FIG. 2 is a view of the tool in FIG.

FIG. 3 is a bottom view of the tool of FIG. 1;

FIG. 4 is a movement locus diagram of a rotary cutting tool in a cutting method according to an embodiment of the present invention.

FIG. 5 is a schematic diagram showing a relationship between various dimensions when a vertical wall surface and a bottom surface are processed with a round tip.

FIG. 6 is a schematic view showing that when an axial rake angle is formed on a chip, the axial rake angle is reversed between forward movement and backward movement.

[Explanation of symbols]

 DESCRIPTION OF SYMBOLS 1 Tool main body 2 Tip 3 Screw 4a Upright wall surface (after processing) 4b Upright wall surface (before processing)

──────────────────────────────────────────────────続 き Continued on front page (58) Field surveyed (Int.

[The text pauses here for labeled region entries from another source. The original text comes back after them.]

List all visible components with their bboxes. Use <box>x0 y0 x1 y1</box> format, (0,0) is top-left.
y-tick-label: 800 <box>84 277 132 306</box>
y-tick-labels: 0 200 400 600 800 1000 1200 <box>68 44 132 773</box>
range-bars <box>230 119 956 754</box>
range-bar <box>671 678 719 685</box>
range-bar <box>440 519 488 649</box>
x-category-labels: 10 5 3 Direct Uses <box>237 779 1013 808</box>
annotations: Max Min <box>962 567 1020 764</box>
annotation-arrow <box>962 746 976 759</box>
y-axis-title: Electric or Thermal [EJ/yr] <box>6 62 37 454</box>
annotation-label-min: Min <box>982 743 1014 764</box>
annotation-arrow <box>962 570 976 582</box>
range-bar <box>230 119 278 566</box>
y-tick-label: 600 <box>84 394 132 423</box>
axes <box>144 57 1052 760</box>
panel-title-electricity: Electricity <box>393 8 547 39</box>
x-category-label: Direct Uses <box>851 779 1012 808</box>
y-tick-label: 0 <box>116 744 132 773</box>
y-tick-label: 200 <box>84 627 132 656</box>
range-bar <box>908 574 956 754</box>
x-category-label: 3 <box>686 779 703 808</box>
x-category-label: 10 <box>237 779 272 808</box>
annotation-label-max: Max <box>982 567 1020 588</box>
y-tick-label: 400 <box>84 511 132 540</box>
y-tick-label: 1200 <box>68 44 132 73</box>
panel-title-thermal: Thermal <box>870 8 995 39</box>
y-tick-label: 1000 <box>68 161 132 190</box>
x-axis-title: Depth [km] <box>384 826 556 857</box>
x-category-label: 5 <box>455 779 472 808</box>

Cl. ⁷ , DB name) B23C 3/00 B23C 5/10

Claims (1)

(57) [Claims] 1. A rotating cutting tool in which a chip is attached at an axial rake angle of 0 ° to a rotating tool body whose tool axis direction is parallel to a machining plane while rotating the tool axis.
The line direction and parallel to to forward the machining plane and cutting the workpiece, and machining the tool axis line direction perpendicular to the direction in the forward movement end
Feed parallel to the plane and rotate in the tool axis direction while rotating
The cutting cycle consisting of the steps of cutting the workpiece by moving back in parallel to the processing plane, sending the rotary cutting tool in the direction perpendicular to the tool axis direction and parallel to the processing plane during the cutting cycle, A cutting method characterized by repeating a cutting cycle a plurality of times.